Music perception with hearing aids: compression differentially affects musical scene analysis and musical sound quality

Authors: Robin Hake1, Michel Bürgel1, Christophe Lesimple2, Matthias Vormann3, Kirsten Wagener 3, Volker Kühnel2, Kai Siedenburg1

1Department of Medical Physics and Acoustics, Carl von Ossietzky University of Oldenburg
2Sonova AG
3Hörzentrum Oldenburg GmbH

Background: Hearing aids have traditionally been designed to mainly facilitate speech perception. Regarding music perception, previous work indicates that hearing aid users frequently complain about music sound quality. Yet, the effect of hearing aid amplification on musical perception abilities are largely unknown. To complement subjective ratings, the goal of this study was to test the effects of hearing aid amplification and compression on musical scene analysis abilities alongside sound quality ratings.

Methods: Thirty-three hearing-aid users with moderate to severe hearing loss (M = 73.9 yrs, σ = 10.2 yrs) engaged in two music-based tasks: the Musical Scene Analysis (MSA) test (a test of selective listening in music) and sound quality ratings. These tasks were conducted in three conditions: one without hearing aids and two with hearing aids employing either a slow or fast signal compression approach. Additionally, pure-tone hearing thresholds and speech reception thresholds in noise (SRT) were measured.

Results: Overall, MSA abilities and quality ratings significantly improved with the use of hearing aids compared to the unaided condition. Notable differences were also observed by the choice of compression mode.
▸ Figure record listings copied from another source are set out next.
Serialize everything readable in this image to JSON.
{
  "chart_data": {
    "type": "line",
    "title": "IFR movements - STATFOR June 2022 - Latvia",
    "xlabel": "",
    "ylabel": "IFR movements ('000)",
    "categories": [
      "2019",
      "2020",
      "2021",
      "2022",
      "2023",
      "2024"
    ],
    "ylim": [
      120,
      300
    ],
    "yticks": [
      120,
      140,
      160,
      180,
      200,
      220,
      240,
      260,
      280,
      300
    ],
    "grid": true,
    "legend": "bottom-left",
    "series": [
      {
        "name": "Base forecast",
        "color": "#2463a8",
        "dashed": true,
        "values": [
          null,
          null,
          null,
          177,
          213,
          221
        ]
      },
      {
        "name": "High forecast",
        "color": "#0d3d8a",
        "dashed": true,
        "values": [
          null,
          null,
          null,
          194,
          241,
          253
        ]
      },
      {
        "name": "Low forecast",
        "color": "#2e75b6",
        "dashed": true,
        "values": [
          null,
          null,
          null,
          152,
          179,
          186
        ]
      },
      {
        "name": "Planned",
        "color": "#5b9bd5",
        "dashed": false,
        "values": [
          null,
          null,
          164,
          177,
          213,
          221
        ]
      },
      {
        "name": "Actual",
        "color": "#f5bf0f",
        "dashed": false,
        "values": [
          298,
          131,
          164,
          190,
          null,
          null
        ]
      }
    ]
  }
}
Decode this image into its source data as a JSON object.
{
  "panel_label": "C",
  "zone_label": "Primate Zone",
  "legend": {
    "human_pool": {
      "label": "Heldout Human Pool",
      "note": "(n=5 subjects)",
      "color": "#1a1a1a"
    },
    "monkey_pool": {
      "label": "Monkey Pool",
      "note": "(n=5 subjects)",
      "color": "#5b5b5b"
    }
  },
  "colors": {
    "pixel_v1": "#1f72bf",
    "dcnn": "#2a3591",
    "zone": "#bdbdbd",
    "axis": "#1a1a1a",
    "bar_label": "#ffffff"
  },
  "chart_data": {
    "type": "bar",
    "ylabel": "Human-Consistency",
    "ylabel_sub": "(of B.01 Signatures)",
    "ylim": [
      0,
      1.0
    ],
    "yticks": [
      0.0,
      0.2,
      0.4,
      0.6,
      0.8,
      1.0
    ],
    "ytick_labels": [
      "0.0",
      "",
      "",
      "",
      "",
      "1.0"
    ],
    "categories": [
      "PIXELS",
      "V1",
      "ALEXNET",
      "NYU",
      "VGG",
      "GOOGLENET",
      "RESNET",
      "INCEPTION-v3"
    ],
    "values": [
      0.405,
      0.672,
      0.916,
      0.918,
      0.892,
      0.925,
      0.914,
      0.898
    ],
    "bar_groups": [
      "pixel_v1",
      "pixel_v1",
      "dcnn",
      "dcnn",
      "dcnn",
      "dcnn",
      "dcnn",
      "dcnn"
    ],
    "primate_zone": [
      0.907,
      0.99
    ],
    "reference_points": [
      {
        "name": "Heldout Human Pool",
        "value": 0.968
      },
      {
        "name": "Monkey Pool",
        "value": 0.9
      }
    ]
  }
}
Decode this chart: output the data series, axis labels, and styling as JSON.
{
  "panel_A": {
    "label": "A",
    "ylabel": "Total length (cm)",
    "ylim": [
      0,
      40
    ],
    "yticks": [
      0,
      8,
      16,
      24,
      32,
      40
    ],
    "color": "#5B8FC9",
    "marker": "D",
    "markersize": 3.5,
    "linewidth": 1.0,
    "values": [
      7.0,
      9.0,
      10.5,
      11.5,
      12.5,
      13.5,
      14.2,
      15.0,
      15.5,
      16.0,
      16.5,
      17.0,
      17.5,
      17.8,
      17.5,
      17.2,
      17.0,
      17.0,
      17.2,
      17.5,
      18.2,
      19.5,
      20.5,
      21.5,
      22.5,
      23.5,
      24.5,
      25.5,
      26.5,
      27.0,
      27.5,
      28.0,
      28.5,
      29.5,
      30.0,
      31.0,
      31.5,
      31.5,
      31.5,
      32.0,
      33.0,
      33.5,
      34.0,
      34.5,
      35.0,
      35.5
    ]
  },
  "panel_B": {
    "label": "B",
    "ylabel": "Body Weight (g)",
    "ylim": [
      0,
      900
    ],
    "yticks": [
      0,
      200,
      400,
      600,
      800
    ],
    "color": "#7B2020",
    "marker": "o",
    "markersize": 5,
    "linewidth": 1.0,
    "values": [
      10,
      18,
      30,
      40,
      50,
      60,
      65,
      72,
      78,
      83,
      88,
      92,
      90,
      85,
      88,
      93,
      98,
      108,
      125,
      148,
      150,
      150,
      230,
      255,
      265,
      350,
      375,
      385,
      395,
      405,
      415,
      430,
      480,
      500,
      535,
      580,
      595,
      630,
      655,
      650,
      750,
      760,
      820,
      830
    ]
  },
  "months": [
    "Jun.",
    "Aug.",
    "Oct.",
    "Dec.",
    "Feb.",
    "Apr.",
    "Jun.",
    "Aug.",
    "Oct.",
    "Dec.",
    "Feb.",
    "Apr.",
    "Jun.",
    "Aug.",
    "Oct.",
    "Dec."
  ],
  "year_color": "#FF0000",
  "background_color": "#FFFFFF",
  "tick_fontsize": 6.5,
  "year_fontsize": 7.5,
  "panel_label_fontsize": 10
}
Fast compression yielded higher MSA scores (improved selective listening) compared to slow compression, whereas slow compression elicited more favourable sound quality ratings compared to fast compression. In addition, a moderate correlation was observed between performance on the MSA and SRT, suggesting some shared underlying resources for extracting information in scenes featuring speech and music.

Conclusions: These findings suggest a nuanced trade-off between scene transparency (indexed by MSA scores) and sound quality, indicating that different criteria are important for optimizing selective listening in music and sound quality perception, respectively. Fundamentally, our results underscore the potential of hearing aids for music perception.